Nice question! I really went to town on this one, using several resources to research the answer:
- for word frequencies, the Google n-gram viewer
- for etymologies:
- the dictionary of the Real Academia Española
- Joan Corominas’s Breve diccionario etimológico de la lengua castellana
- the University of Texas’s Indo-European Lexicon project
- for meanings and usage, wordreference.com (my go-to dictionary)
The first thing I learned is that cosecha is a much more common word than siega or mies. Here is the Google n-gram plot of the three words’ frequencies. Incidentally, it looks like folks don’t write about crops as much as they used to, ¿no?
The second thing is that all three words started as past participles. Therefore, they originally meant something that is reaped, and only later took on the meaning ‘harvest’. The original verb behind cosecha is the very common verb coger ‘to take’: the g in cogecha, an obsolete irregular participle, morphed into the modern s. The verb behind siega is segar ‘to reap’; it is a cognate of English words including dissect and section, saw, sickle, and scythe, and possibly sail — because a sail is cut from a larger piece of cloth. The verb behind mies is Latin metere ‘to reap’, a cognate of English meadow and mow.
Finally, I learned that cosecha is the only one of the three words to have ‘harvest’ as its primary meaning. Mies mostly means ‘grain’, and siega, ‘mown grain’. Getting back to my reader’s original question about the Spanish Bible, perhaps these differences explain which word is used when. Check back and let me know!
Interesting how “you reap what you sow” is said in Spanish using recoger a verb which does seem to work better here than coger (and Latin American hispanohablantes can use the expression without making apologies or being ostracized.)
se recoge lo sembrado /se recoge lo que se siembra
tú recoges /cosechas lo que siembras
Thank you Word Reference!
The Latin American problem with coger caught my eye, too!
WOW! Your blog was awesome and exactly what I was looking for. A friend just asked me yesterday about this same issue, and I was proud to show him your very good answer! Thanks again for doing that research.
In regards to the expression “reap what you sow” which actually comes from the Bible, (Galatians 6:7), a very accurate rendering in Spanish is…
“Porque cualquier cosa que el hombre esté sembrando, esto también segará”
This avoids anyone being offended or anyone being misconstrued by the word “coger.”
Great article. Thanks!
I decided to line up the Greek and the Spanish to see how the translation compared to the original. For the Greek text I used Nestle-Aland in several different editions. For the Spanish text I used a revision of the Reina-Valera translation (also known as La Biblia del Oso), a Protestant translation first published in Basel in 1569 and said to be the first complete translation into Spanish from the original languages. Note that I only looked at the New Testament, since I don’t know Hebrew.

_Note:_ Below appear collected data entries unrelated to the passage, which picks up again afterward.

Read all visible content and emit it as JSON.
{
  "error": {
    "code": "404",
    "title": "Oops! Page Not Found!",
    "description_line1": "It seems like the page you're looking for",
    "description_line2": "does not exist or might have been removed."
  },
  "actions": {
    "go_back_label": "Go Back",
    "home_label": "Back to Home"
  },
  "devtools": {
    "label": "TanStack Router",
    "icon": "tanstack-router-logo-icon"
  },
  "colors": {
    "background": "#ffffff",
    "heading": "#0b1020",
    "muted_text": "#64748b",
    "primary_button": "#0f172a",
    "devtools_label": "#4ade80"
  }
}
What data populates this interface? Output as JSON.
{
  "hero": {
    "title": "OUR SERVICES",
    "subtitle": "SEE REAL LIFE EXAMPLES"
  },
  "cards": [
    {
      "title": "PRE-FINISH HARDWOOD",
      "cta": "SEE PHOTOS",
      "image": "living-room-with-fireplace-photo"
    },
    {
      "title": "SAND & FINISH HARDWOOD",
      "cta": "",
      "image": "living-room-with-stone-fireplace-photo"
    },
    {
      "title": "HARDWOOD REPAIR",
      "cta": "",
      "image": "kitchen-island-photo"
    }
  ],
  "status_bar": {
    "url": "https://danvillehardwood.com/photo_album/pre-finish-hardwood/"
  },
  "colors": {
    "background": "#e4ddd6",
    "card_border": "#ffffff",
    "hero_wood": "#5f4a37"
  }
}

Of the three words cosecha, siega, and mies, cosecha doesn’t appear at all in the NT. Mies appears 7 times (always singular), and siega (as a noun) appears 6 times (always singular). All of these occurrences are translations of the Greek θερισµός (therismos), a word meaning harvest, both in the sense of the process and the results. θερισµός (therismos) is derived from θέρος (theros), which means summer.
I haven’t looked at the Greek closely – it’s been a long time since I looked at any Greek at all – but from a quick glance and the Spanish translation, it appears as if the translator was pretty consistent in using siega to refer to harvesting and mies to refer to what was harvested.
Wow, I wasn’t expecting Greek to appear in this comment thread. Thank you for your interesting analysis.